If a contract is in existence, so too will the rights to claim unfair dismissal if the woman is dismissed.

Sex discrimination

Even where a woman has lost her statutory and contractual right to return there may still be a claim for sex discrimination depending on the circumstances. It may be possible to argue that a pregnancy related dismissal will be sex discrimination, without needing to find a male comparator. Much will depend upon the outcome of Brown v Rentokil in the European Court of Justice. Pregnancy related dismissal will be looked at in greater detail in a future issue of LELR when we will report the very recent ECJ judgment of Larsson v Dansk Handel.

It might also be possible to show that the woman is treated less favourably than the employer treats, or would treat, a male comparator.

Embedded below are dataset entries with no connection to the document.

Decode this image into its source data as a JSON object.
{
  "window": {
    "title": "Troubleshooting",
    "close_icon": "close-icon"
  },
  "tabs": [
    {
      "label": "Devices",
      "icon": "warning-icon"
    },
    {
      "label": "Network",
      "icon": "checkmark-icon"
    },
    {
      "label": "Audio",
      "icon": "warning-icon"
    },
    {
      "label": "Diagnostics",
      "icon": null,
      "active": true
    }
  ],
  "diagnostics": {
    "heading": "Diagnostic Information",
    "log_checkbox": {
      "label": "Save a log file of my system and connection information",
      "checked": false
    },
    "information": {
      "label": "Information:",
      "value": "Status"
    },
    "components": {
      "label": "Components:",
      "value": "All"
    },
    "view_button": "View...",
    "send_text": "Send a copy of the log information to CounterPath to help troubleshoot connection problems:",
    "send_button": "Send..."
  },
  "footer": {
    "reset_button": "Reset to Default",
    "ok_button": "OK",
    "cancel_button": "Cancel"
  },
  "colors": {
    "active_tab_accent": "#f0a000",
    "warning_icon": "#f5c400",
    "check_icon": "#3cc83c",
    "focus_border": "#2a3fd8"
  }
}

Check to see how long comparable men are entitled to by way of sick leave and whether a comparable man would have been dismissed for illness. In Mrs Corfield's case the EAT found that she had been dismissed in circumstances where a man would not have been dismissed. The relationship between Mrs Corfield and her employer had broken down. Because Mrs Corfield no longer had a statutory right to return to work, the employer used this as an excuse for terminating her employment. That excuse would not have been open to an employer in the case of a male comparator. So, since a man would not have been dismissed in similar circumstances, therefore Mrs Corfield had been less favourably treated on grounds of her sex.